A straightforward example of this can be found on the front page of Guardian Unlimited. As we saw above, most of what we produce are, of course, articles. Articles are fundamental to the system. But on the front page you can see a long list of stories, with pictures, links and sometimes little snippets of text. This is called a “trailblock”. When creating something like the front page we could have said trailblocks are just special kinds of articles. This would be the elegant solution, the clever solution, the solution which doesn’t introduce new ideas, and which therefore might be regarded as the simplest solution. But it would also be the wrong solution, because that is not how our journalists think of these things, it is not how they like to manipulate these things, and to contort an article into an unsuitable shape would have caused all kinds of problems.

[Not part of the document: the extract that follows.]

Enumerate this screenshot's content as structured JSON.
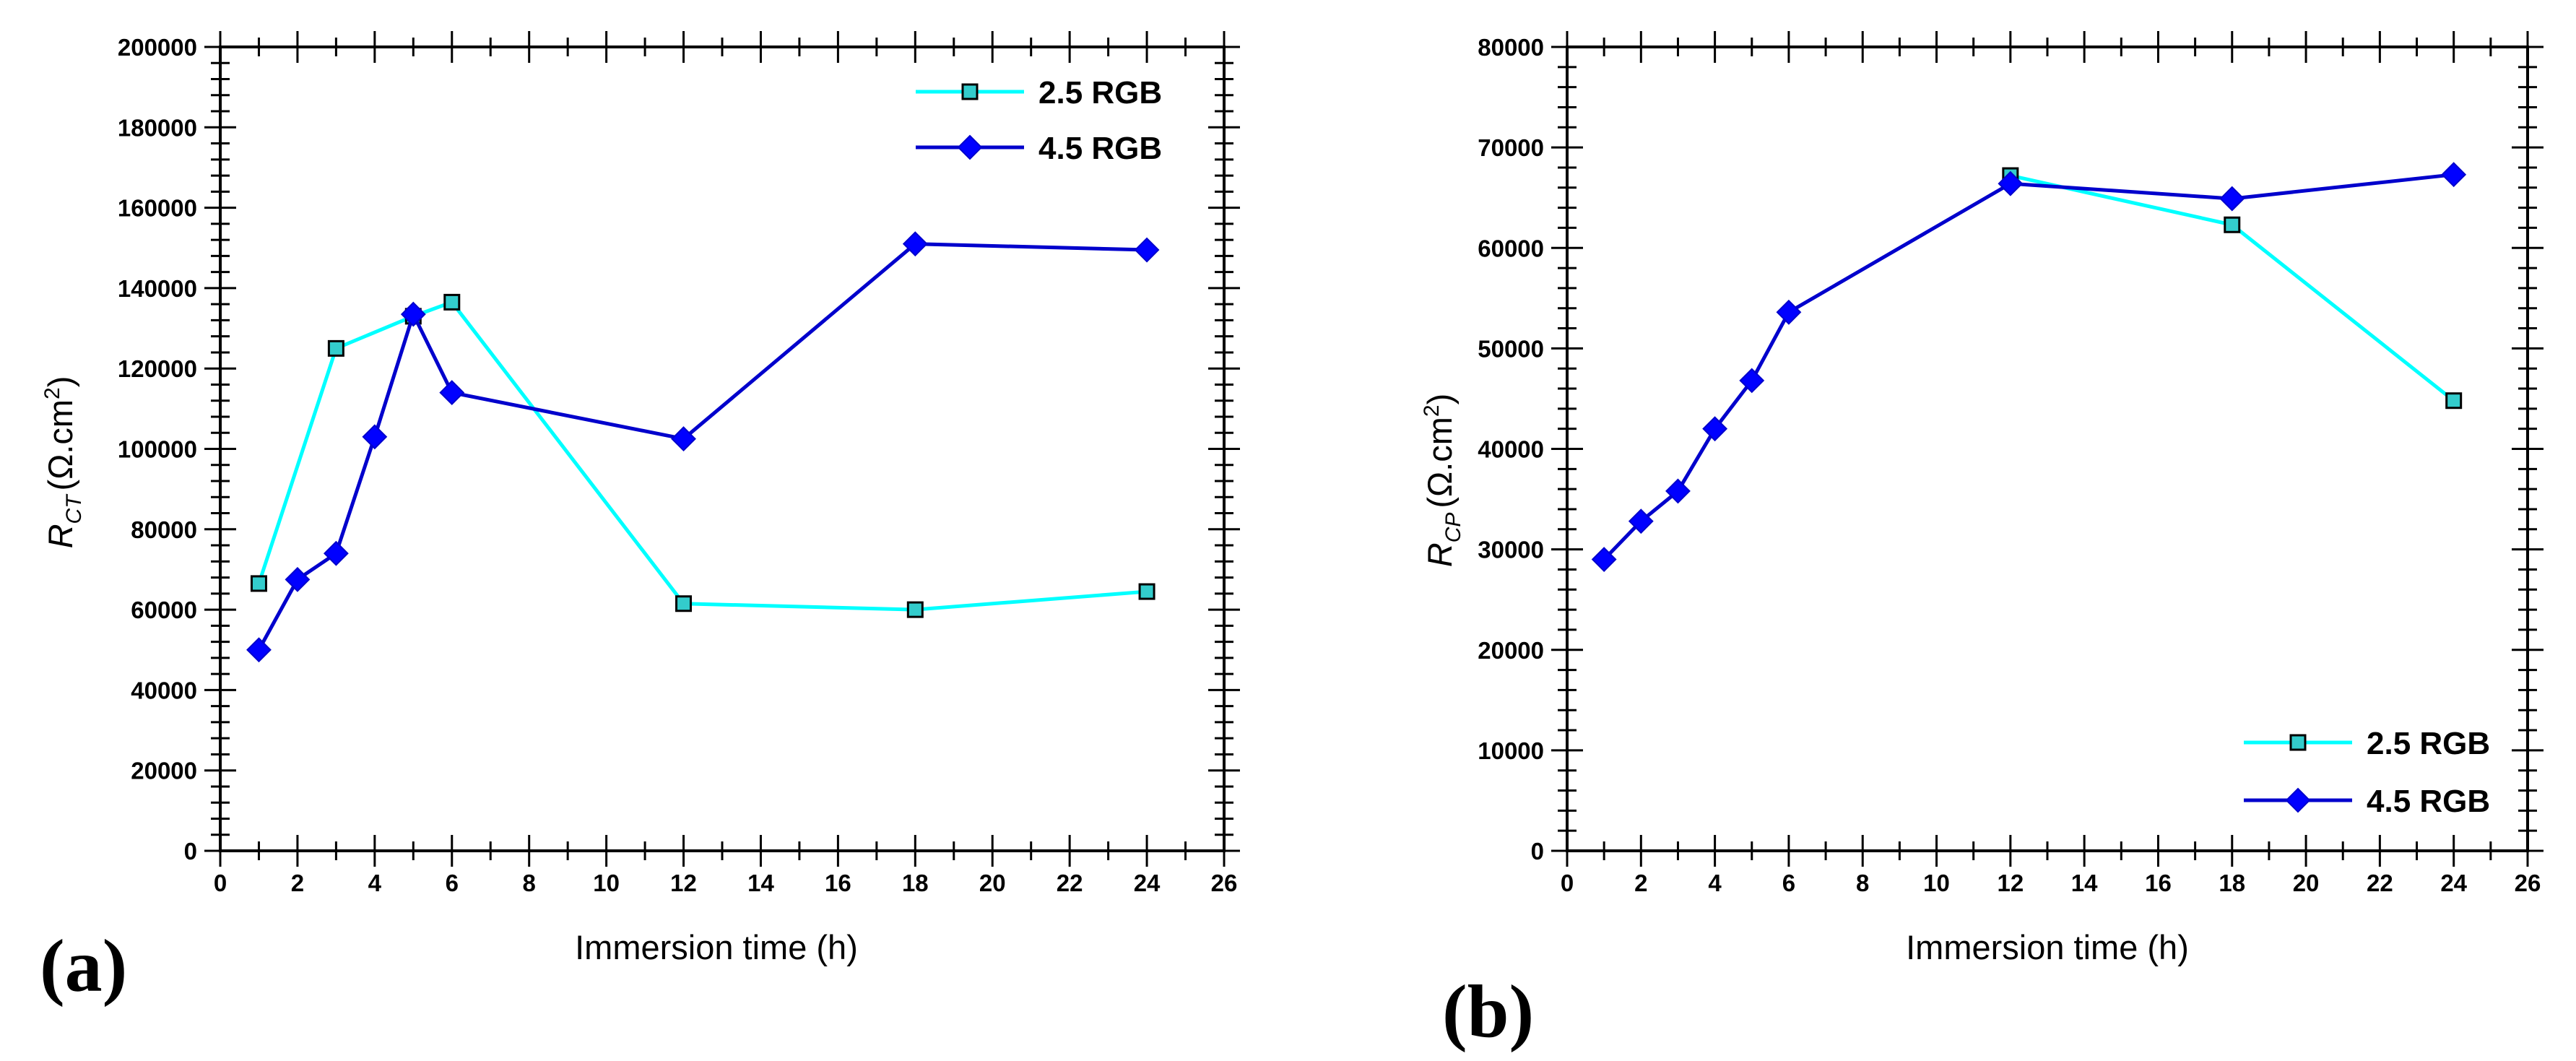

What we ended up with was a trailblock being an entirely new type of content. As a result we have specialist editing tools (which are quite unlike articles’ editing tools), various ways of rendering them, and extensions such as RSS feeds which would be near-impossible if trailblocks were really just glorified articles. We introduced a new concept, but that concept was only new to the software. It was not new to the problem domain — the world that journalists inhabit.

Simplicity and comprehension

To take another example, I used to work with a wonderfully elegant system (now sadly defunct) which was so pluggable and so configurable that it was often impossible to work out where certain things came from. One day our sysadmin thought he’d like to try his hand at coding, so we gave him a simple job to do: the command line already had a help message, but we’d like it to be a bit more comprehensive. He returned in despair after an hour: “I’ve grepped through the entire source, and I cannot find one instance of the word ‘help’.” Yes, our code was so configurable, even location of the help message was obscured.

Making something appear obvious is hard work, and you don’t get people admiring your work so much because, well, you’ve made it look obvious. But nor do you get people lightly cursing you, such as the developer I know of who delved into a system and discovered that one of his predecessors had named a crucial function “.”. That’s a single fullstop. Clever? Yes. Helpful? Unlikely.


There’s no pithy conclusion to this. I hope the guide above leads us to better understand what simplicity of software involves, and how to distinguish it from its near neighbours. Certainly it’s made me think carefully about a subject I’d previously underestimated.